Worthstone: £4.2 billion added to positive impact retail investment opportunities in the UK

New quarterly ratings from impact investment specialists, Worthstone, adds seventeen new funds worth £4.2 billion to the pool of impact investment funds available to UK retail investors.

This quarter they include funds that help diversify sustainable portfolios, including Japanese equities and macro alternatives.

Founder and CEO of Worthstone, Gavin Francis explains: “Each quarter we analyse the retail investment funds which have a sustainable mandate against five key metrics using 250 data points to collate the definitive list of funds qualifying as impact investments – this is currently around 400 funds.

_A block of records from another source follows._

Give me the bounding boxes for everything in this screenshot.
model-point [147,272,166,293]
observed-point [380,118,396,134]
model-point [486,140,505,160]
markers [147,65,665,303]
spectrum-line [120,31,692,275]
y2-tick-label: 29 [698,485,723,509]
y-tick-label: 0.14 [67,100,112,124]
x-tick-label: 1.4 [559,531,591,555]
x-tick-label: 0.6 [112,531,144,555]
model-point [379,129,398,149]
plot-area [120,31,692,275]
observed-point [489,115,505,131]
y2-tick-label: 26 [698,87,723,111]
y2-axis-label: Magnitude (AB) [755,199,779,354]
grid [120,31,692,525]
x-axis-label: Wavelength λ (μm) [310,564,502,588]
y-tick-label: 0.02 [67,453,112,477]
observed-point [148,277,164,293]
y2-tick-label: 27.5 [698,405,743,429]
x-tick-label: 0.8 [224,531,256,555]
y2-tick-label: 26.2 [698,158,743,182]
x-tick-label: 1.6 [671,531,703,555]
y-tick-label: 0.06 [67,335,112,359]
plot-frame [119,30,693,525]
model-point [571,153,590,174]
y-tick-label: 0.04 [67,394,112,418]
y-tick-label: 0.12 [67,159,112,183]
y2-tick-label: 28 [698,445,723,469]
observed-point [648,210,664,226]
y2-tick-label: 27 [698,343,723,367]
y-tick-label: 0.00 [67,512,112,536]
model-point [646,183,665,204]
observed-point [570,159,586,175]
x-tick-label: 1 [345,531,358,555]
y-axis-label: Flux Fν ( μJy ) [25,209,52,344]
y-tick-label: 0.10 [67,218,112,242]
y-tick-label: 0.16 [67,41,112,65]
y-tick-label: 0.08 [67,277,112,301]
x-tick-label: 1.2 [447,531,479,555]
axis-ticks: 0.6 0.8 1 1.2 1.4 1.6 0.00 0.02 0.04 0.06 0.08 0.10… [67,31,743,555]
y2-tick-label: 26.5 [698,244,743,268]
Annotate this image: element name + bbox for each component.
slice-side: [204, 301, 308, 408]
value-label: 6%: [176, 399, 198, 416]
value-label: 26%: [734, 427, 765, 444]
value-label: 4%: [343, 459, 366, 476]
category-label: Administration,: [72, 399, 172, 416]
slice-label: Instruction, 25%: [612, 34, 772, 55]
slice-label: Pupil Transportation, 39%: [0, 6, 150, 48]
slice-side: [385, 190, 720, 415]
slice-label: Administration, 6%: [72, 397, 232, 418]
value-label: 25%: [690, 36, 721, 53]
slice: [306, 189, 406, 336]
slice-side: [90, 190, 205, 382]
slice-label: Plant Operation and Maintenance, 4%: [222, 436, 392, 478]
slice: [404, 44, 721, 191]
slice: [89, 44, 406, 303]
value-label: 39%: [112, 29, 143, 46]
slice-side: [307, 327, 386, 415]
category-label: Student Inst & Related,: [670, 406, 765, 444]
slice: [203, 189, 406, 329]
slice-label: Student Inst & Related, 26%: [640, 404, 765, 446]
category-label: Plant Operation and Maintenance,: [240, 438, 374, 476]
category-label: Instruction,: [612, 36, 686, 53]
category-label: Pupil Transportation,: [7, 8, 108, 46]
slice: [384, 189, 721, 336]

“Our community of progressive financial planners tell us their clients are increasingly seeking investments that contribute positively to the planet and people – funds that ‘do no harm’ are no longer enough.”

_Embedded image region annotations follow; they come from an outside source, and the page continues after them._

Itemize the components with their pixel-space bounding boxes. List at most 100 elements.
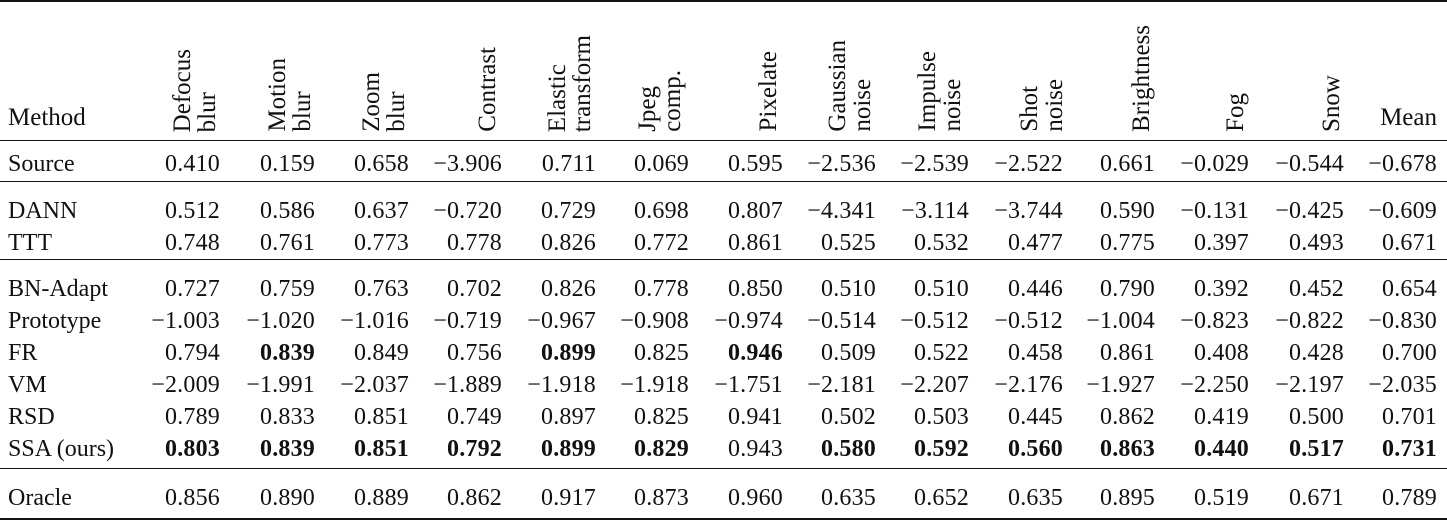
table-cell: 0.773 <box>354 230 409 256</box>
table-cell: 0.941 <box>728 404 783 430</box>
table-cell: 0.856 <box>165 485 220 511</box>
table-cell: 0.525 <box>821 230 876 256</box>
table-cell: 0.159 <box>260 151 315 177</box>
table-cell: 0.850 <box>728 276 783 302</box>
table-cell: 0.701 <box>1382 404 1437 430</box>
table-cell: −2.250 <box>1180 372 1249 398</box>
table-cell: 0.772 <box>634 230 689 256</box>
table-rule <box>0 140 1447 141</box>
table-row: VM −2.009 −1.991 −2.037 −1.889 −1.918 −1.918 −1… <box>0 369 1447 401</box>
table-cell: −1.918 <box>527 372 596 398</box>
table-cell: 0.658 <box>354 151 409 177</box>
method-name: VM <box>8 372 47 398</box>
table-cell: 0.452 <box>1289 276 1344 302</box>
table-cell: −4.341 <box>807 198 876 224</box>
method-name: RSD <box>8 404 55 430</box>
table-cell: 0.592 <box>914 436 969 462</box>
table-cell: 0.890 <box>260 485 315 511</box>
table-cell: 0.446 <box>1008 276 1063 302</box>
table-rule <box>0 181 1447 182</box>
table-cell: −1.020 <box>246 308 315 334</box>
table-cell: 0.428 <box>1289 340 1344 366</box>
table-cell: −0.512 <box>994 308 1063 334</box>
table-cell: 0.502 <box>821 404 876 430</box>
table-cell: 0.458 <box>1008 340 1063 366</box>
table-cell: −2.522 <box>994 151 1063 177</box>
table-cell: 0.586 <box>260 198 315 224</box>
table-cell: 0.825 <box>634 340 689 366</box>
table-cell: 0.510 <box>914 276 969 302</box>
table-cell: 0.392 <box>1194 276 1249 302</box>
table-cell: 0.731 <box>1382 436 1437 462</box>
table-row: TTT 0.748 0.761 0.773 0.778 0.826 0.772 0.861 0.… <box>0 227 1447 259</box>
table-cell: 0.661 <box>1100 151 1155 177</box>
method-name: BN-Adapt <box>8 276 108 302</box>
table-cell: 0.778 <box>634 276 689 302</box>
table-cell: −2.009 <box>151 372 220 398</box>
table-cell: 0.873 <box>634 485 689 511</box>
table-cell: 0.825 <box>634 404 689 430</box>
table-cell: −1.927 <box>1086 372 1155 398</box>
table-cell: 0.500 <box>1289 404 1344 430</box>
table-cell: 0.595 <box>728 151 783 177</box>
table-cell: −0.514 <box>807 308 876 334</box>
table-cell: −0.512 <box>900 308 969 334</box>
table-cell: 0.851 <box>354 404 409 430</box>
table-rule <box>0 518 1447 520</box>
method-name: FR <box>8 340 38 366</box>
table-cell: 0.700 <box>1382 340 1437 366</box>
column-header: Mean <box>1380 104 1437 131</box>
table-cell: 0.803 <box>165 436 220 462</box>
table-cell: 0.493 <box>1289 230 1344 256</box>
table-cell: 0.069 <box>634 151 689 177</box>
table-cell: 0.917 <box>541 485 596 511</box>
table-cell: 0.510 <box>821 276 876 302</box>
column-header-method: Method <box>8 104 86 131</box>
table-cell: −1.004 <box>1086 308 1155 334</box>
table-cell: 0.711 <box>541 151 596 177</box>
table-cell: 0.807 <box>728 198 783 224</box>
table-cell: 0.702 <box>447 276 502 302</box>
table-cell: −1.991 <box>246 372 315 398</box>
table-cell: 0.635 <box>1008 485 1063 511</box>
table-cell: 0.861 <box>728 230 783 256</box>
table-row: Oracle 0.856 0.890 0.889 0.862 0.917 0.873 0.96… <box>0 482 1447 514</box>
table-row: SSA (ours) 0.803 0.839 0.851 0.792 0.899 0.829… <box>0 433 1447 465</box>
table-cell: 0.826 <box>541 276 596 302</box>
table-cell: −2.181 <box>807 372 876 398</box>
table-cell: −0.720 <box>433 198 502 224</box>
table-row: Prototype −1.003 −1.020 −1.016 −0.719 −0.967−… <box>0 305 1447 337</box>
table-rule <box>0 259 1447 260</box>
table-cell: 0.839 <box>260 340 315 366</box>
table-cell: −0.029 <box>1180 151 1249 177</box>
table-cell: 0.863 <box>1100 436 1155 462</box>
table-cell: −2.207 <box>900 372 969 398</box>
table-cell: −1.889 <box>433 372 502 398</box>
table-cell: 0.652 <box>914 485 969 511</box>
table-cell: −3.114 <box>901 198 969 224</box>
table-rule <box>0 468 1447 469</box>
table-cell: 0.580 <box>821 436 876 462</box>
table-cell: −1.751 <box>714 372 783 398</box>
table-cell: 0.419 <box>1194 404 1249 430</box>
table-cell: 0.826 <box>541 230 596 256</box>
table-cell: 0.946 <box>728 340 783 366</box>
table-cell: 0.775 <box>1100 230 1155 256</box>
table-row: Source 0.410 0.159 0.658 −3.906 0.711 0.069 0.5… <box>0 148 1447 180</box>
method-name: DANN <box>8 198 78 224</box>
table-cell: 0.512 <box>165 198 220 224</box>
table-cell: 0.829 <box>634 436 689 462</box>
table-cell: 0.794 <box>165 340 220 366</box>
table-cell: 0.763 <box>354 276 409 302</box>
table-cell: 0.897 <box>541 404 596 430</box>
table-cell: −0.719 <box>433 308 502 334</box>
table-cell: 0.522 <box>914 340 969 366</box>
method-name: SSA (ours) <box>8 436 115 462</box>
table-cell: 0.943 <box>728 436 783 462</box>
table-row: BN-Adapt 0.727 0.759 0.763 0.702 0.826 0.778 0.… <box>0 273 1447 305</box>
table-cell: 0.671 <box>1289 485 1344 511</box>
table-cell: 0.833 <box>260 404 315 430</box>
table-cell: −1.016 <box>340 308 409 334</box>
table-cell: −1.003 <box>151 308 220 334</box>
table-cell: 0.749 <box>447 404 502 430</box>
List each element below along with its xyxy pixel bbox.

The top ten rated funds for this quarter are:

  • FP WHEB Sustainability
  • Impax Environmental Markets
  • Triodos Pioneer Impact Fund
  • Federated Hermes Impact Opps Equity
  • Mirova Europe Environmental Equity
  • Impax Asian Environmental Markets
  • Mirova Global Sustainable Equity
  • BNPP Aqua Privilege
  • BNPP Climate Impact
  • Alquity Future World Fund

Each fund is scored on five key measures – making up their overall impact score:

  1. Positive impact – we rate a fund’s contribution towards positive social and environmental outcomes by mapping underlying company revenues against the investable UN Sustainable Development Goals to articulate impact.
  2. Active Agent – we assess asset managers based on their actions across four components to measure their level of commitment to stewardship, active engagement and transparency.
  3. Avoidance of harm – scores are based on the extent of a fund’s exposure to stocks commonly associated with harmful environmental and social impacts.
  4. ESG – operational impact measuring the Environmental, Social and Governance (ESG) practices and opportunities associated with a fund’s underlying holdings, providing insight into resilience to long-term, financially-material ESG risks.
  5. Carbon risk – the material financial risk associated with a fund due to the implications of projected environmental policies and transitional and physical impacts of climate change.

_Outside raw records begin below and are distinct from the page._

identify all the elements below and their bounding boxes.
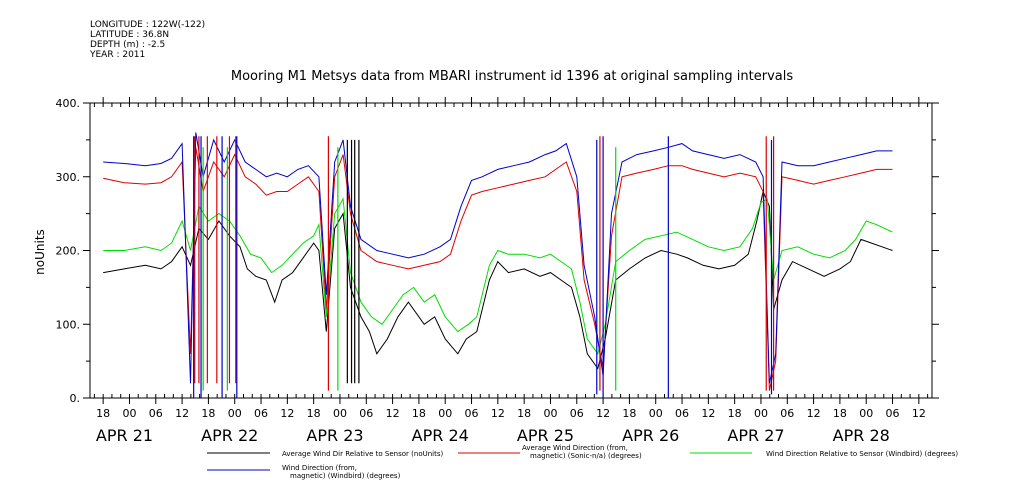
x-tick-label: 12 xyxy=(596,407,610,420)
legend: Average Wind Dir Relative to Sensor (noU… xyxy=(207,444,958,480)
x-tick-label: 12 xyxy=(912,407,926,420)
x-tick-label: 00 xyxy=(228,407,242,420)
x-tick-label: 06 xyxy=(886,407,900,420)
x-tick-label: 00 xyxy=(438,407,452,420)
date-label: APR 26 xyxy=(622,426,679,445)
x-tick-label: 06 xyxy=(780,407,794,420)
x-tick-label: 06 xyxy=(149,407,163,420)
x-tick-label: 18 xyxy=(307,407,321,420)
date-label: APR 21 xyxy=(96,426,153,445)
x-tick-label: 06 xyxy=(465,407,479,420)
x-tick-label: 00 xyxy=(859,407,873,420)
series-line-3 xyxy=(103,132,893,384)
date-label: APR 25 xyxy=(517,426,574,445)
x-tick-label: 18 xyxy=(201,407,215,420)
year-text: YEAR : 2011 xyxy=(90,50,146,60)
x-tick-label: 18 xyxy=(622,407,636,420)
legend-entry: Average Wind Dir Relative to Sensor (noU… xyxy=(282,450,443,458)
x-tick-label: 18 xyxy=(833,407,847,420)
legend-entry: Wind Direction Relative to Sensor (Windb… xyxy=(766,450,958,458)
x-tick-label: 18 xyxy=(412,407,426,420)
x-tick-label: 00 xyxy=(649,407,663,420)
axes: 0. 100. 200. 300. 400. 18 00 06 12 18 00 06 12 18 00 06… xyxy=(56,97,939,445)
x-tick-label: 12 xyxy=(491,407,505,420)
y-tick-label: 400. xyxy=(56,97,81,110)
y-axis-label: noUnits xyxy=(33,229,47,275)
date-label: APR 23 xyxy=(306,426,363,445)
chart-title: Mooring M1 Metsys data from MBARI instru… xyxy=(231,69,793,84)
y-tick-label: 200. xyxy=(56,245,81,258)
x-tick-label: 18 xyxy=(728,407,742,420)
x-tick-label: 12 xyxy=(175,407,189,420)
latitude-text: LATITUDE : 36.8N xyxy=(90,30,170,40)
legend-entry: Wind Direction (from, magnetic) (Windbird… xyxy=(282,464,401,480)
y-tick-label: 300. xyxy=(56,171,81,184)
metadata-block: LONGITUDE : 122W(-122) LATITUDE : 36.8N … xyxy=(90,20,205,60)
x-tick-label: 06 xyxy=(675,407,689,420)
x-tick-label: 12 xyxy=(280,407,294,420)
x-tick-label: 00 xyxy=(754,407,768,420)
longitude-text: LONGITUDE : 122W(-122) xyxy=(90,20,206,30)
legend-entry: Average Wind Direction (from, magnetic) (… xyxy=(522,444,642,460)
x-tick-label: 18 xyxy=(96,407,110,420)
x-tick-label: 00 xyxy=(122,407,136,420)
x-tick-label: 12 xyxy=(386,407,400,420)
x-tick-label: 12 xyxy=(807,407,821,420)
plot-lines xyxy=(103,132,893,398)
x-tick-label: 06 xyxy=(359,407,373,420)
x-tick-label: 00 xyxy=(333,407,347,420)
date-label: APR 28 xyxy=(833,426,890,445)
series-line-2 xyxy=(103,197,893,355)
y-tick-label: 0. xyxy=(70,392,81,405)
depth-text: DEPTH (m) : -2.5 xyxy=(90,40,166,50)
series-line-1 xyxy=(103,147,893,391)
y-tick-label: 100. xyxy=(56,318,81,331)
x-tick-label: 06 xyxy=(254,407,268,420)
x-tick-label: 12 xyxy=(701,407,715,420)
x-tick-label: 06 xyxy=(570,407,584,420)
date-label: APR 27 xyxy=(727,426,784,445)
date-label: APR 22 xyxy=(201,426,258,445)
date-label: APR 24 xyxy=(412,426,469,445)
x-tick-label: 00 xyxy=(543,407,557,420)
x-tick-label: 18 xyxy=(517,407,531,420)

It’s time financial planners had the tools to look beneath the label of a fund, says Francis: “ESG screening aims to mitigate the financial risks of investing in some of the most damaging sectors. But, it doesn’t help tackle some of the world’s most pressing problems. Impact investment goes that step further, by generating a positive and measurable impact on society and the planet, alongside a financial return. For planners that matters because ESG just doesn’t answer all the questions clients have.”

Two of the newly added funds have come in with the highest impact rating, 5 stars: Columbia Threadneedle’s (Lux) Sustainable Outcomes Global Equity and BMO’s Sustainable Opportunities European Equity.

Gavin Francis says: “We’ve seen an encouraging number of funds score exceptionally quarter on quarter, with a high calibre of new entrants too. It demonstrates a positive shift in the investment industry. The issue remains that too many funds are masquerading as sustainable and without the right tools, it can be hard for financial planners to cut through the greenwash.”